Lembro-me bem da C.CAÇ 4541, irmã, digamos assim, da C. CAÇ. 4540; participámos na operação Grande Empresa para ocupar o Cantanhês, a 4540 em Cadique e a 4541 em Caboxanque, um pouco mais acima. Tivemos mais sorte que os nossos camaradas porque estivemos só 8 meses em Cadique e fomos para Nhacra e tivemos apenas 1 morto em combate, Vitorino Susano Simão do 4º grupo de combate do Alferes Pereira.
Albertino Ferreira ex-alf, mil. da C. CAÇ. 4540

Tabanca Grande Luís Graça disse...

Recordo-me de desembarcar em Bissau, em 30 de maio de 1969, e da toponímica mítica da guerra, os nomes que ficavam a fazer eco "cá dentro", aumentando as nossas pulsações, era o Choquemone, a par do Morés, de Gandembel, de Madina do Boé, de Guileje...

Logo na 5ª Rep, no Café Bento, e nas outras baiucas e esplanadas de Bissau por onde andávamos, quase a correr, a tentar matar a sede, eram os nomes que se ouviam... E contam-se "estórias" medonhas para "acagaçar os piras"...E no dia 2 de junho, lá vamos nós, CCAÇ 2590 (futura CCAÇ 12) rio Geba acima até ao Xime, com direito às primeiras morteiradas (dos fuzos) por alturas da Ponta Varela... E, claro,"escolta" de uma parelha de T6, "brinquedo" da FAP que nunca tínhamos visto... Largaram uams "ameixas" lá para o Poindon ou Ponta do Inglês (nomes que, passados dois meses, entraram no nosso vocabulário e no nosso currículo...).

Tabanca Grande Luís Graça disse...

Mesmo assim, faltam-nos histórias do Choquemone, descritor que tem apenas 16 referências no nosso blogue!... Ao fim de 18 anos, é pouco...

https://blogueforanadaevaotres.blogspot.com/search/label/Choquemone

O Morés tem 96:

https://blogueforanadaevaotres.blogspot.com/search/label/Mor%C3%A9s

Gandembel, que só existiu (e resistiu) durante 9 meses (abril 68 / jan 69) e sofreu três centenas e meia de ataques e flagelações, tem 202:

https://blogueforanadaevaotres.blogspot.com/search/label/Gandembel

Victor Costa disse...

Camarada da C.Caç.4540 Albertino Ferreira
Obrigado pelo teu comentário, às vezes a vida obriga-nos a cortar com o passado e quando damos por ela já somos mesmo velhos.

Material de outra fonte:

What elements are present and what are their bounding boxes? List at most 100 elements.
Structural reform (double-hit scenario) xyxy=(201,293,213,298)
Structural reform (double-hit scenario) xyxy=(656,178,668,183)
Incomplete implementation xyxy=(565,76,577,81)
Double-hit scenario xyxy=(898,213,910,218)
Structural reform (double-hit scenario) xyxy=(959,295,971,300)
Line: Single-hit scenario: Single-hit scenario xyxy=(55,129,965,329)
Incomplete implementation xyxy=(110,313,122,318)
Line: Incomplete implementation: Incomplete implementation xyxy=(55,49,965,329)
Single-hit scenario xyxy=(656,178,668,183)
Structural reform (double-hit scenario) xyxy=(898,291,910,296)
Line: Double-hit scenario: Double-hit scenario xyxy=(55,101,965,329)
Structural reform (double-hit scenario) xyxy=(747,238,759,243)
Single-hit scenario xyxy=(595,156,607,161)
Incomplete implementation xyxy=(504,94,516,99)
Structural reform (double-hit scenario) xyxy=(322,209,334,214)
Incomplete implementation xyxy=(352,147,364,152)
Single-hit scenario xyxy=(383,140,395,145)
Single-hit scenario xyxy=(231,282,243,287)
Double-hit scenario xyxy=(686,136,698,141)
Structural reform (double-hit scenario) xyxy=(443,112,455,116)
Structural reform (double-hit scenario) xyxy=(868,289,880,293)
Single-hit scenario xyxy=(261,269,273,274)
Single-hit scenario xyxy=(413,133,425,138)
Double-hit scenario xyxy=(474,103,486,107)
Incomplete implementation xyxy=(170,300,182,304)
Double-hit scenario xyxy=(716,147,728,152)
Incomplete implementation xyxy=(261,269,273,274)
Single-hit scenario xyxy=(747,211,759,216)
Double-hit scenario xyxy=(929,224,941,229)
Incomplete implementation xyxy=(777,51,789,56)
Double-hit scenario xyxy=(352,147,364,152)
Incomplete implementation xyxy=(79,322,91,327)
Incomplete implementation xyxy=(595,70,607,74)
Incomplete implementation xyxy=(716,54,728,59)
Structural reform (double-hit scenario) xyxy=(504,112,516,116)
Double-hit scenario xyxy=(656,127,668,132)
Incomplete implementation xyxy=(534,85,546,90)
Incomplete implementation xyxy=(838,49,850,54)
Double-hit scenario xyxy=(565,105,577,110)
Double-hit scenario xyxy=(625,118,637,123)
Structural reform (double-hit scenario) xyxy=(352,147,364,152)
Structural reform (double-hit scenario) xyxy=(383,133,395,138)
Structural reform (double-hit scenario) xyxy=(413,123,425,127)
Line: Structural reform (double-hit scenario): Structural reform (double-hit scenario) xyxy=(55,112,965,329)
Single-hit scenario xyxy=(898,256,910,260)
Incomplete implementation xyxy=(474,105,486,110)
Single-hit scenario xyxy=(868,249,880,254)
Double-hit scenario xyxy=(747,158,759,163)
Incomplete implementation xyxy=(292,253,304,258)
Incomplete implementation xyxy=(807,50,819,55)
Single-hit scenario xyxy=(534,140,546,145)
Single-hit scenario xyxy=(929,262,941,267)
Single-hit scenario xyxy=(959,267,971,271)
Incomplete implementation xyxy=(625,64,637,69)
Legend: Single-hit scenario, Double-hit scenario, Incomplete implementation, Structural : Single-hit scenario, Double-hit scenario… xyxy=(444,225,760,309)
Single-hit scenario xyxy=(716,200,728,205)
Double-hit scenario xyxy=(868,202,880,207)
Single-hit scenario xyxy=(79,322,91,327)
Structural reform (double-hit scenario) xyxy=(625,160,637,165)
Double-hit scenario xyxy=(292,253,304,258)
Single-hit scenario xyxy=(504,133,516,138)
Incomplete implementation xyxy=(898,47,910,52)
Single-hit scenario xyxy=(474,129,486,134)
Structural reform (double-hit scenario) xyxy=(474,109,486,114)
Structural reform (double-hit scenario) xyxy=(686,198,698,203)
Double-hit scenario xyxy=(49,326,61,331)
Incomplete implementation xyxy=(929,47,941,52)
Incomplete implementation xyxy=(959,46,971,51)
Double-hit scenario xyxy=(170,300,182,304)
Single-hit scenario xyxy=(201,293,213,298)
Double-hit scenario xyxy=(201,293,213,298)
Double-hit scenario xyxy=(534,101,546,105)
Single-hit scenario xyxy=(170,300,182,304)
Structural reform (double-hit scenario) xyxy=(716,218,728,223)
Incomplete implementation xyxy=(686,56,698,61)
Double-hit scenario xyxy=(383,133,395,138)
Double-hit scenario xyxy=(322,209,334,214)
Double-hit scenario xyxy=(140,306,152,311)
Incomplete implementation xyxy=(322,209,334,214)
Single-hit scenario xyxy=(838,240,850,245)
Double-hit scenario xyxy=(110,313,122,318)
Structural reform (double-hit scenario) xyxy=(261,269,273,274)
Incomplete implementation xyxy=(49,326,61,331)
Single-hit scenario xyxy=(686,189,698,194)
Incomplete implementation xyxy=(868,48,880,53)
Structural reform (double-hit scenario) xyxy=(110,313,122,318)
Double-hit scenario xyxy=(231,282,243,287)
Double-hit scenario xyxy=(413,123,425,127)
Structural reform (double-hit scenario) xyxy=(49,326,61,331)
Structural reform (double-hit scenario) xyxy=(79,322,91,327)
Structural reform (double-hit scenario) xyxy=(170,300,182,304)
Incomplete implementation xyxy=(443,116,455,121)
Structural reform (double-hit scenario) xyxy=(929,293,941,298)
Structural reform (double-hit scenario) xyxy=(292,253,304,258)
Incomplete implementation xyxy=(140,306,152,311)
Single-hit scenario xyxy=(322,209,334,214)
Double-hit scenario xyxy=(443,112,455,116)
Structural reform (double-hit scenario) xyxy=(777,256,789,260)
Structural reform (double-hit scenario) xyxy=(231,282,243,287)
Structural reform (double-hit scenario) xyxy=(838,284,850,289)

Espero ainda ir a tempo de encontrar alguns camaradas deste tempo. É sempre bom ouvir os outros a falar de nós porque é um sinal que ainda cá estamos. Nunca conheci ninguém da C.Caç.4540 mas isso não evitou que eu ouvisse falar e bem de vocês. Em Julho de 74 a C.Caç.4541 continuava a manter uma relação muito próxima com o BCP 12 em Bissalanca e o que aqueles rapazes diziam de vocês nada tinha de negativo. Como por exemplo não terem qualquer problema em realizar operações conjuntas com o Caso Sério (como eles vos chamavam) porque o vosso nível era muito bom, bem como o do vosso Cap.. Isto que eu ouvi dos Páras foi um elogio à vossa Unidade. Por isso a questão colocada por ti de que vocês tiveram mais sorte porque não tiveram tantos mortos como a C.Caç.4541,não me parece abrangente. Para mim entendo também que os periquitos antes de serem lançados no "ferro" devem primeiro serem bem preparados e apanhar tarimba, mas para isso é necessário mais tempo e a experiência dos "velhos". Esta era uma matéria, que competia aos que mandavam naquilo tudo e como é delicado, espero voltar a ela noutra oportunidade.
Um abraço,

Victor Costa

Anónimo disse...

Obrigado Victor Costa pelas suas amáveis palavras. É verdade tudo o que diz; aprendemos muito com os páras que nos acompanharam em Cadique durante algum tempo; foi um autêntico IAO que fizemos com eles, também confraternizámos com eles em Bissalanca e eles connosco em Nhacra; era uma tropa muito profissional, das melhores que nós temos; apesar de tudo eles tiveram alguns mortos, poucos, em Cadique; não é para me gabar mas mereci um elogio do cap. pára Terras Marques e a oferta do crachá da sua Companhia.
Albertino Ferreira, ex-Alf. Mil. C. CAÇ. 4540.